Baginya dua orang lebih baik dari satu; sama dengan satu dialog
lebih baik daripada dua monolog, kan?
Pemuda kurus jangkung itu menegapkan tubuhnya, kini tak lagi
bersandar pada bahu pualam yang menyangganya beberapa moment yang lalu. Yang
terputar pada imaji nyatanya adalah saat ini ia sedang berdialog dengan seorang
gadis kecil. Ian melepas tawa, melupakan sebagian apa yang tidak ingin dia
ingat. Dia tahu kalau dia hanya berlari. Salah siapa kalau dia tidak kuat
menanggung masalahnya? Toh kalau ia mengingat itu, denyut nyeri di dalam
nadinya sepertinya mulai menguat. Sayangnya Ian masih cukup sadar bahwa kesakitannya
tak akan ditengok barang satu tolehan pun ia meminta. Bahkan ketika mungkin
pemuda ini mengiba pada gadis yang menorehkannya—berat.

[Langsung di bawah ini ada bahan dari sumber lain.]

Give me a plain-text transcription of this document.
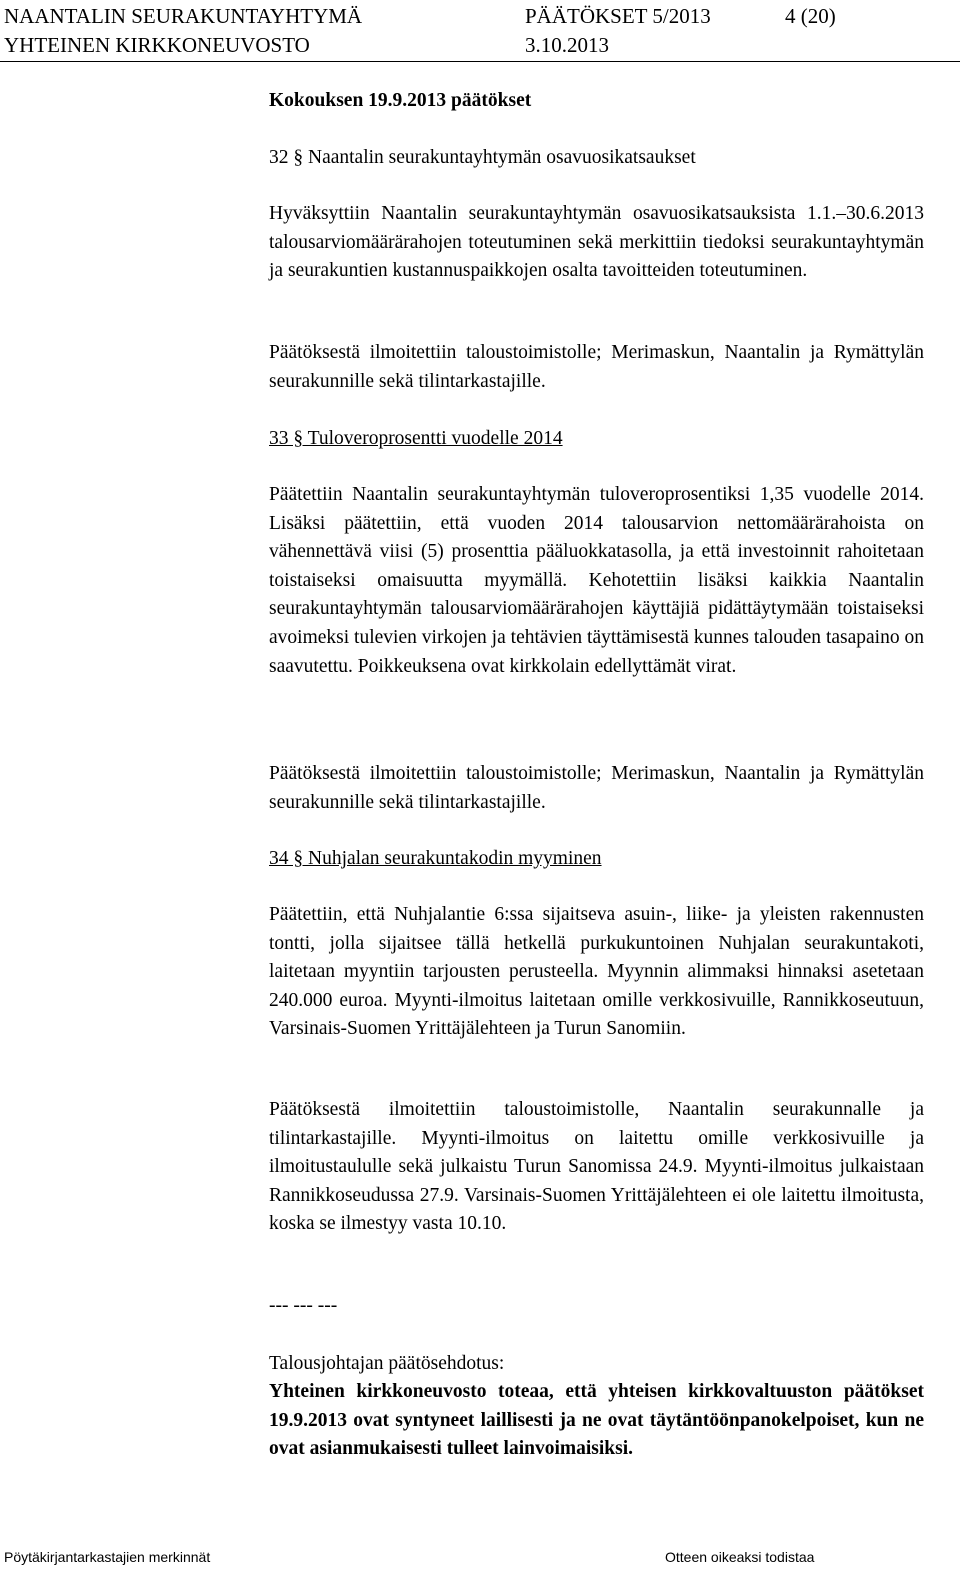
NAANTALIN SEURAKUNTAYHTYMÄ	PÄÄTÖKSET 5/2013	4 (20)
YHTEINEN KIRKKONEUVOSTO	3.10.2013

Kokouksen 19.9.2013 päätökset

32 § Naantalin seurakuntayhtymän osavuosikatsaukset

Hyväksyttiin Naantalin seurakuntayhtymän osavuosikatsauksista 1.1.–30.6.2013 talousarviomäärärahojen toteutuminen sekä merkittiin tiedoksi seurakuntayhtymän ja seurakuntien kustannuspaikkojen osalta tavoitteiden toteutuminen.

Päätöksestä ilmoitettiin taloustoimistolle; Merimaskun, Naantalin ja Rymättylän seurakunnille sekä tilintarkastajille.

33 § Tuloveroprosentti vuodelle 2014

Päätettiin Naantalin seurakuntayhtymän tuloveroprosentiksi 1,35 vuodelle 2014. Lisäksi päätettiin, että vuoden 2014 talousarvion nettomäärärahoista on vähennettävä viisi (5) prosenttia pääluokkatasolla, ja että investoinnit rahoitetaan toistaiseksi omaisuutta myymällä. Kehotettiin lisäksi kaikkia Naantalin seurakuntayhtymän talousarviomäärärahojen käyttäjiä pidättäytymään toistaiseksi avoimeksi tulevien virkojen ja tehtävien täyttämisestä kunnes talouden tasapaino on saavutettu. Poikkeuksena ovat kirkkolain edellyttämät virat.

Päätöksestä ilmoitettiin taloustoimistolle; Merimaskun, Naantalin ja Rymättylän seurakunnille sekä tilintarkastajille.

34 § Nuhjalan seurakuntakodin myyminen

Päätettiin, että Nuhjalantie 6:ssa sijaitseva asuin-, liike- ja yleisten rakennusten tontti, jolla sijaitsee tällä hetkellä purkukuntoinen Nuhjalan seurakuntakoti, laitetaan myyntiin tarjousten perusteella. Myynnin alimmaksi hinnaksi asetetaan 240.000 euroa. Myynti-ilmoitus laitetaan omille verkkosivuille, Rannikkoseutuun, Varsinais-Suomen Yrittäjälehteen ja Turun Sanomiin.

Päätöksestä ilmoitettiin taloustoimistolle, Naantalin seurakunnalle ja tilintarkastajille. Myynti-ilmoitus on laitettu omille verkkosivuille ja ilmoitustaululle sekä julkaistu Turun Sanomissa 24.9. Myynti-ilmoitus julkaistaan Rannikkoseudussa 27.9. Varsinais-Suomen Yrittäjälehteen ei ole laitettu ilmoitusta, koska se ilmestyy vasta 10.10.

--- --- ---
Talousjohtajan päätösehdotus:

Yhteinen kirkkoneuvosto toteaa, että yhteisen kirkkovaltuuston päätökset 19.9.2013 ovat syntyneet laillisesti ja ne ovat täytäntöönpanokelpoiset, kun ne ovat asianmukaisesti tulleet lainvoimaisiksi.

Pöytäkirjantarkastajien merkinnät	Otteen oikeaksi todistaa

Kalau saja ia boleh meminta untuk sesuatu yang tak bisa diubah—ia
akan meminta bahwa lebih baik tidak perlu melihat gadis itu atau setidaknya
jangan bertemu dengannya bahkan untuk lebih dari sekedar kenal. Karena ia tahu,
seperti apa pun ia berusaha untuk bisa lebih dari yang dikatakan sebagai teman—tidak akan
bisa. Tidak ada benih yang menyatakan status seperti itu di
antara mereka. Mungkin ini sudah saatnya Ian berhenti—berhenti memikirkan
seseorang yang tidak memikirkannya, tidak menoleh padanya. Ia tidak tahu apakah
ada cara lain selain melupakan dan melepaskan. Kalaupun ada seperti apa? Ia
sudah mencari hingga kepalanya nyeri sendiri. Berputar-putar memikirkan cara
yang pantas untuk mengenyahkan apa yang selama ini ia rasakan pada seorang
gadis yang ternyata hanya berupa fatamorgana. Namun tak ditemukan cara lain
selain melepaskan—mengikhlaskan. Hanya ini cara satu-satunya agar keduanya
tetap tenang dan tetap menjalin hubungan baik sebagai teman—tidak lebih.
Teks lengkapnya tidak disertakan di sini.